Whether you received a diagnosis yesterday or three months ago, you are likely dealing with an upheaval in your life as you’ve known it. Perhaps you have also started the process of meeting with your doctors to discuss what treatment options are available, and which therapies (or combination of therapies) will be the best for you. It is a lot of information to sort through and make sense of.

So we’re here to help.

The team at Be the Choice are a diverse group of women and men who have had experiences with a breast cancer diagnosis and treatment. Some of us have undergone treatment for breast cancer, some of us have provided care for a loved one who has been through treatment, and some of us are physicians and other health care professionals who provide treatment to breast cancer patients.

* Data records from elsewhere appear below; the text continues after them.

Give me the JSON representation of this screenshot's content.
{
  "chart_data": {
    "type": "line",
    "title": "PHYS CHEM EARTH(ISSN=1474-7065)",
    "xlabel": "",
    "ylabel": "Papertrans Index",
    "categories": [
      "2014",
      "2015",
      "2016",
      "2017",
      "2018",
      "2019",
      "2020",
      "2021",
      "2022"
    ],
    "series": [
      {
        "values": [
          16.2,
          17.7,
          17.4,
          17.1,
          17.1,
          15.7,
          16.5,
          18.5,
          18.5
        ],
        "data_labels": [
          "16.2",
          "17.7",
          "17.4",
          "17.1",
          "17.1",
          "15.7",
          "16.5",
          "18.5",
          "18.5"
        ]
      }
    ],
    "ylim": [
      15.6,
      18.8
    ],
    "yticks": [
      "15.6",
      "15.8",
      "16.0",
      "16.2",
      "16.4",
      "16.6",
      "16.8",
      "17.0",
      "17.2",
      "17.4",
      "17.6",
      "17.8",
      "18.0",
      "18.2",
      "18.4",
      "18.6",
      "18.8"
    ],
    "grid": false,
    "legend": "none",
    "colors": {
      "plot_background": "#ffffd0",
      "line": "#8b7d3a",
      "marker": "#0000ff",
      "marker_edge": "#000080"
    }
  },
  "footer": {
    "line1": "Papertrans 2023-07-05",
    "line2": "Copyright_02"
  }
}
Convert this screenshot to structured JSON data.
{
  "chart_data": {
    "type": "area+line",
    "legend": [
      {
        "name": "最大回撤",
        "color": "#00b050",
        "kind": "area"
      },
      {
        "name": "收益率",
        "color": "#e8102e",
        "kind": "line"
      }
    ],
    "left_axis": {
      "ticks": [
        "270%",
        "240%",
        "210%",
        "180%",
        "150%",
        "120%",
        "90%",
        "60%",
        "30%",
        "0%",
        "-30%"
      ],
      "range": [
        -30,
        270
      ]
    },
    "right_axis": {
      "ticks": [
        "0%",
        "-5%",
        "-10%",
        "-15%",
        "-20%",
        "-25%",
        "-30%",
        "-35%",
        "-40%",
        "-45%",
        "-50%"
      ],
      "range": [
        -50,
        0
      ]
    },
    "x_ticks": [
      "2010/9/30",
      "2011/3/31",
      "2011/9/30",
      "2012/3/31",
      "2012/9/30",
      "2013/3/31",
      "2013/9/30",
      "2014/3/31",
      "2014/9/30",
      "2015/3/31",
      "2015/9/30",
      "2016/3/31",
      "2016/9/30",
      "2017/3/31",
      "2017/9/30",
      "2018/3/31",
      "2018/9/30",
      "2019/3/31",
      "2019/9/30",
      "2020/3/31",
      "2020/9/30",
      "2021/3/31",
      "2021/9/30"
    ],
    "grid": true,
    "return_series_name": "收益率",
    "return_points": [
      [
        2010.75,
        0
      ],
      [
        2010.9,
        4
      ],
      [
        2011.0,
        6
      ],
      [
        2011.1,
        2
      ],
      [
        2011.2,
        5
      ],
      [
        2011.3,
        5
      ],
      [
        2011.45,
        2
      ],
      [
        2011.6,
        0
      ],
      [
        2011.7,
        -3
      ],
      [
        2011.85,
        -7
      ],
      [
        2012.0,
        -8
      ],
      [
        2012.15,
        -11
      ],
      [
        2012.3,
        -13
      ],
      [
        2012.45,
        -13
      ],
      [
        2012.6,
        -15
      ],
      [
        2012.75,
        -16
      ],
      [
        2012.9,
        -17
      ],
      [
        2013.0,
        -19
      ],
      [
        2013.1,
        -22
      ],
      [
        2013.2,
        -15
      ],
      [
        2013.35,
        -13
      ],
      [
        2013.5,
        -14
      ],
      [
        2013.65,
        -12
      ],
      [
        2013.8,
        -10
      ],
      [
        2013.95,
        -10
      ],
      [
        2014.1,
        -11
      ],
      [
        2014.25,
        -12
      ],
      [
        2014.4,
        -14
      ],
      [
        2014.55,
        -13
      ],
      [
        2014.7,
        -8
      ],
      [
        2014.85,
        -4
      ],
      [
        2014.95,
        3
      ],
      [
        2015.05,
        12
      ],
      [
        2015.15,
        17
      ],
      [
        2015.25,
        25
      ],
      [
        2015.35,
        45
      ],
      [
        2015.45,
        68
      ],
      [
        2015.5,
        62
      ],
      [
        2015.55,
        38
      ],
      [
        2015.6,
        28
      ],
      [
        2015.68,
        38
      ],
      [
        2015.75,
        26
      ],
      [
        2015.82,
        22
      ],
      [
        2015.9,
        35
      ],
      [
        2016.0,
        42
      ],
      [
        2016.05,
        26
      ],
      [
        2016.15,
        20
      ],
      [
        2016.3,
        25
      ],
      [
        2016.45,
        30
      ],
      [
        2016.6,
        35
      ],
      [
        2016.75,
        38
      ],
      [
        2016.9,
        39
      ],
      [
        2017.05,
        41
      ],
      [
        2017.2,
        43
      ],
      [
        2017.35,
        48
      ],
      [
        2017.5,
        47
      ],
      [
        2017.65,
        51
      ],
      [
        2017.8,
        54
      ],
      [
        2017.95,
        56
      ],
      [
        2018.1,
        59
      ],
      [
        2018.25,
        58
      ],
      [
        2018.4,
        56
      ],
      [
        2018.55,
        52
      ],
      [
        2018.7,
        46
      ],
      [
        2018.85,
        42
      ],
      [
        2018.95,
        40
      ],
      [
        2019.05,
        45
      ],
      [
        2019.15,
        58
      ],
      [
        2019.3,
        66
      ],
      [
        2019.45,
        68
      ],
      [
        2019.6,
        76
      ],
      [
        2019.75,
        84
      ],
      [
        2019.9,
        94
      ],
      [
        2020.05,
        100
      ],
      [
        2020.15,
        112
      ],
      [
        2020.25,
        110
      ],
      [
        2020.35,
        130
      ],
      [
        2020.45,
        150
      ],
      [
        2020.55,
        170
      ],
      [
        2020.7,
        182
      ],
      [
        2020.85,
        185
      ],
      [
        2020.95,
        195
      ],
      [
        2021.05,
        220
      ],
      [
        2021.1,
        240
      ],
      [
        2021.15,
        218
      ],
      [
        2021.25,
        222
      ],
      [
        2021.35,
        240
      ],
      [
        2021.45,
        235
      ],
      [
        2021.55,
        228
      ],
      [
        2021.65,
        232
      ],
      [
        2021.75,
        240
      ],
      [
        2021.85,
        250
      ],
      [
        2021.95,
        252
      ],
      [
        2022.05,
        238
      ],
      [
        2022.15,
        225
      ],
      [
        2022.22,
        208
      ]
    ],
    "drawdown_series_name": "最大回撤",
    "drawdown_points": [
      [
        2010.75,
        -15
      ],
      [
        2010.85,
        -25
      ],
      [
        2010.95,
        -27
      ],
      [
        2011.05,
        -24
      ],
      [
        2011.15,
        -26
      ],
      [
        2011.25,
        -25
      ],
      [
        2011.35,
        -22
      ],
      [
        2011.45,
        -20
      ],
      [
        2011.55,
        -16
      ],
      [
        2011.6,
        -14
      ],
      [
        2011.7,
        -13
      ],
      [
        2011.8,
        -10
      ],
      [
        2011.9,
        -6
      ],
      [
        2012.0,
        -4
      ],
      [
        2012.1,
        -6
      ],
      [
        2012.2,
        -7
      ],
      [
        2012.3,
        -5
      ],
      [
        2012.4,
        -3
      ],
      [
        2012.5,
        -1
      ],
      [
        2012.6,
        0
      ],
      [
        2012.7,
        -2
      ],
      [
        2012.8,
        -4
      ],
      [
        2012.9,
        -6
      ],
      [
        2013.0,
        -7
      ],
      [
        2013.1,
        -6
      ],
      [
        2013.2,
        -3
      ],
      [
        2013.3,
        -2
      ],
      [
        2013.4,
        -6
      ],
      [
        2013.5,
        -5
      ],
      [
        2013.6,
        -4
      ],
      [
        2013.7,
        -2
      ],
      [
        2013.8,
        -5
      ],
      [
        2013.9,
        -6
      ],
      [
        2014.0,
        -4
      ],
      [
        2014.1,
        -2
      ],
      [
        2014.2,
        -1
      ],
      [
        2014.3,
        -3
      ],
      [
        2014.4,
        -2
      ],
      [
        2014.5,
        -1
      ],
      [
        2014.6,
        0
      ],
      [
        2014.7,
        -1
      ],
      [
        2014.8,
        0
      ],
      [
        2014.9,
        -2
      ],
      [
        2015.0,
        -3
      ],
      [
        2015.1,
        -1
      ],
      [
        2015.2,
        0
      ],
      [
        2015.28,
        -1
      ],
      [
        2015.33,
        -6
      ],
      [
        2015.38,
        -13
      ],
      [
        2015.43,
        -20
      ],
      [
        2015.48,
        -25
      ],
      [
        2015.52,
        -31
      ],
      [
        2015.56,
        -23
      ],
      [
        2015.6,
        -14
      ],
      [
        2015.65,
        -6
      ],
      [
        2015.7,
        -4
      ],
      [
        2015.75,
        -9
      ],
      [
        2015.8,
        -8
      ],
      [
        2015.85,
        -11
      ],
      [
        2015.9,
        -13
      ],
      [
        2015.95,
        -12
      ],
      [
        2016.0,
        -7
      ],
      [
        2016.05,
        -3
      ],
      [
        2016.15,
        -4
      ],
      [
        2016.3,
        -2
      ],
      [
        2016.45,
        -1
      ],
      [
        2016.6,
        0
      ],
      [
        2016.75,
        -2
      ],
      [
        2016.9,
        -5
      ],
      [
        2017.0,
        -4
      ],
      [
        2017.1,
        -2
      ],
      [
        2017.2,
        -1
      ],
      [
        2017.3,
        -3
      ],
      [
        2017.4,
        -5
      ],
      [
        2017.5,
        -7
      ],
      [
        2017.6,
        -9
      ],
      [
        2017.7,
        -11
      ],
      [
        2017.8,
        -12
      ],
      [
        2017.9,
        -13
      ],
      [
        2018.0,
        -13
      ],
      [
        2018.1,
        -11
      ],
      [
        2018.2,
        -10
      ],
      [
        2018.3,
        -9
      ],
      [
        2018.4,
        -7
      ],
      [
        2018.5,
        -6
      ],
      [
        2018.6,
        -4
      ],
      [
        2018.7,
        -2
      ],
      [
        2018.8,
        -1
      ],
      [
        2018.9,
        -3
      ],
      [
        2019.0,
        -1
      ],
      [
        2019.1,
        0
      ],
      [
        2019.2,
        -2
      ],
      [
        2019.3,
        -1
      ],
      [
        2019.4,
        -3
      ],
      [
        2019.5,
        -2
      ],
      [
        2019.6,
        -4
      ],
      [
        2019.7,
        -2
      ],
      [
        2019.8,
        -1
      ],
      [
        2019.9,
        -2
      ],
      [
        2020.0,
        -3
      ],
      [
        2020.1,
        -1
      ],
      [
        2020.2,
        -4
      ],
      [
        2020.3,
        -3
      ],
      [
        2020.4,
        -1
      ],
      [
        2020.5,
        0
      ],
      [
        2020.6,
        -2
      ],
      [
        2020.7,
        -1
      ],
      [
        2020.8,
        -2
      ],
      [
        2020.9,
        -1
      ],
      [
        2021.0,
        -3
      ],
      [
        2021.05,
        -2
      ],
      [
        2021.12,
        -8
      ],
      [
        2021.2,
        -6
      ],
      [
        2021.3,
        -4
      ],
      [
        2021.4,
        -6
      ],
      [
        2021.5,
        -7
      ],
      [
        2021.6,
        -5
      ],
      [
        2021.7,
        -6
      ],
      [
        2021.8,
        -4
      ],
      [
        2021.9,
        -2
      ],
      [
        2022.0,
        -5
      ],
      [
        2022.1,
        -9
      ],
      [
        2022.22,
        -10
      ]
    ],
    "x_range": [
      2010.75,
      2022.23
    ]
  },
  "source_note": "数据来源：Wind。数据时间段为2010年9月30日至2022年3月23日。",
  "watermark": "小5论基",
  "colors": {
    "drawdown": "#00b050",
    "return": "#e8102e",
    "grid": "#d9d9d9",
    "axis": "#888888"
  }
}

United in our concern that all people who receive a diagnosis of breast cancer should have access to comprehensive, state-of-the-art treatment information in a comfortable and user-friendly format, we designed this interactive treatment decision tool.

How to use:

Your diagnosis of breast cancer has come with an assessment of your unique clinical and hormonal characteristics. These should be carefully discussed with your medical team and deliberated carefully in advance of any treatment decisions.

This tool will enable you to get to know the “big picture” as well as the “individual picture” behind any breast cancer treatment decision, and to become an active participant in determining your own treatment process. You are the ultimate decision-maker in this process. We hope that you will use the information on this website to inform and empower yourself.

What this tool is not designed to do is deliver individual treatment recommendations. It should be used as a way to get a sense of the full range of treatments available to you as well as what your own treatment plan might look like given your unique profile.